I speak plainly to witnesses who come before the committees I sit on, with my colleagues, and with my constituents. I serve in public office to help solve the real problems that confront working people, women, veterans, and any of those among us who are overlooked, left out, or treated unfairly. If we are going to find solutions, honest, straightforward talk is necessary — none of us has time to waste.
American democracy works best when we operate from a base of shared values and rules. The moral dead zone that President Trump has created around him makes this nearly impossible.
Barr is part of that dead zone of non-accountability, continuing to act as Trump’s defense attorney, not our nation’s highest law enforcement officer.
The May 1 Judiciary Committee hearing at which Barr testified was revealing and disheartening. Like many of this administration’s bad actors, the attorney general didn’t hide his views; they were out in the open, under oath.
Barr told Sen. Chris Coons that a political campaign should only report overtures of foreign assistance if they came from a foreign intelligence agency. He told ranking member Dianne Feinstein that there would have been nothing wrong with Trump firing Mueller. Specifically, he said, “that the president can direct determination for the replacement of a special counsel … if the president is being falsely accused … and he felt this investigation was unfair … that is not a corrupt motive for replacing an independent counsel.”
At his January confirmation hearing, Barr acknowledged that the Mueller investigation was not a witch hunt. Yet, in May, Attorney General Barr’s position was that if the president thought he was being unfairly accused, whatever he did to try to stop the investigation was OK. Since when is the president above the law?
When asked, Barr danced around Sen. Kamala Harris’ questioning on whether anyone in the White House has ever “suggested” he open an investigation. Barr, in response, said he was “grappling” with the word “suggested,” and didn’t answer the question. The answer should be “no” because the Department of Justice should make prosecution decisions based on the facts and the law, not the president’s whim.
Barr’s affect at the hearing was so dismissive, so contemptuous of our concerns about Trump’s behavior, that I finally asked him if he didn’t consider what Trump did to be criminal, was it at least wrong? Did he think it was OK for a president to order his White House counsel to fire the special counsel and then order him to lie about it?
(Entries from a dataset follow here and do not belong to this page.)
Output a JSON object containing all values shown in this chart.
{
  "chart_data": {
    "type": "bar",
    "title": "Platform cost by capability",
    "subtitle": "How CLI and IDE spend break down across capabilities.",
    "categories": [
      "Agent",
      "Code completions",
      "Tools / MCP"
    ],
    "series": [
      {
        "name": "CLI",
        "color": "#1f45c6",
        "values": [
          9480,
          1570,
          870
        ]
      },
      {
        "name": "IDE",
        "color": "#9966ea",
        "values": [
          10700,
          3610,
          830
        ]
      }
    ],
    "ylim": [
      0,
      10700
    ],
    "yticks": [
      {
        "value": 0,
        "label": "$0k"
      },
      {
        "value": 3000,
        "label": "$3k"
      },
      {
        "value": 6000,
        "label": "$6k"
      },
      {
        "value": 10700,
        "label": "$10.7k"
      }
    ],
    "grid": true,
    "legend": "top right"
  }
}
No answer.
If there was any doubt that Bill Barr had fully embraced Donald Trump’s morally compromised vision of the presidency before his hearing, there was no doubt by the time it concluded.
As far as Barr is concerned, a president can obstruct justice if he thinks he’s innocent. In their world, a president can order the Department of Justice to launch investigations into political enemies. And in their world, the attorney general exists to protect the president who appointed him.
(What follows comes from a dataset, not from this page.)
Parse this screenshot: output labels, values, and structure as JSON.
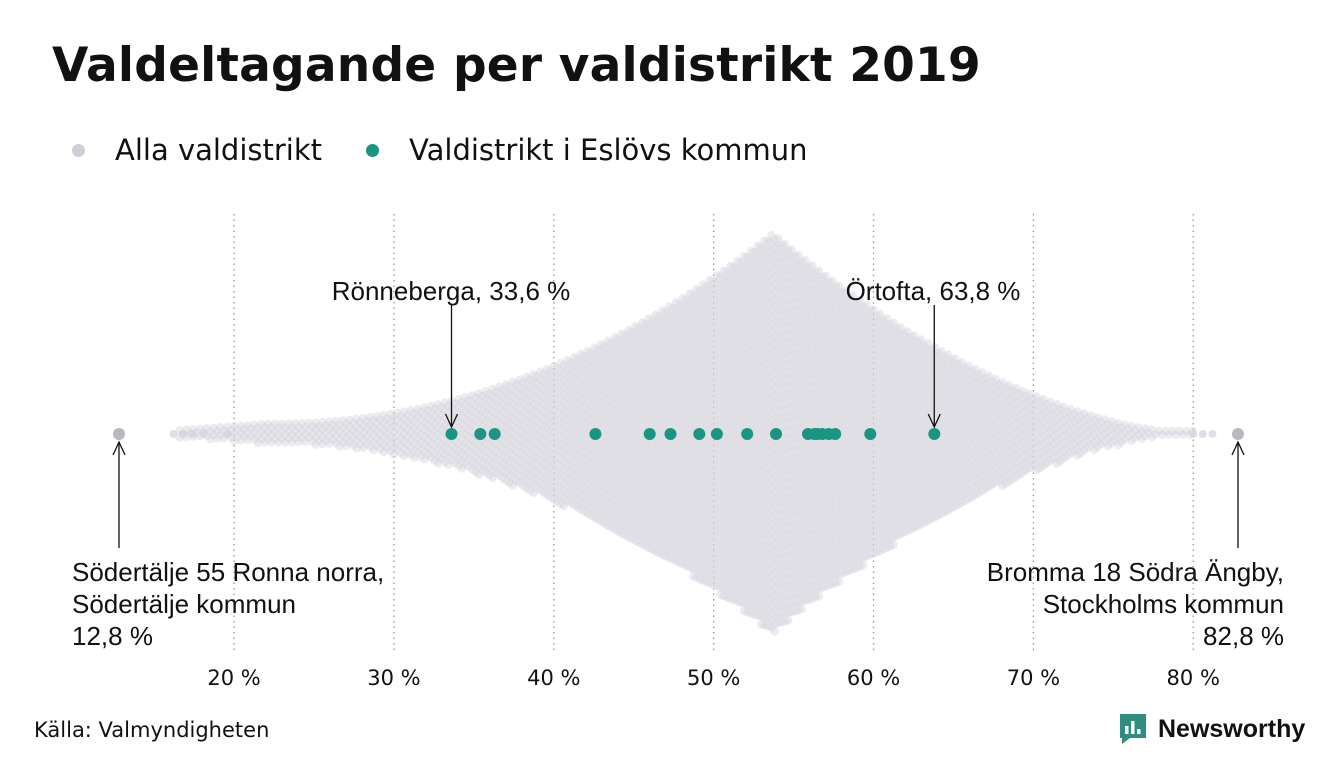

Because I pointed out these simple facts, I was accused of slandering the attorney general. But truth is an absolute defense to that charge. The truth may be rude, it may be uncomfortable to hear, but there you have it.
Anyone who cares about the rule of law in this country knows Barr should resign. I had the chance to say it to his face, and so I did.
U.S. Sen. Mazie Hirono, representing Hawaii, is a Senate Judiciary Committee member.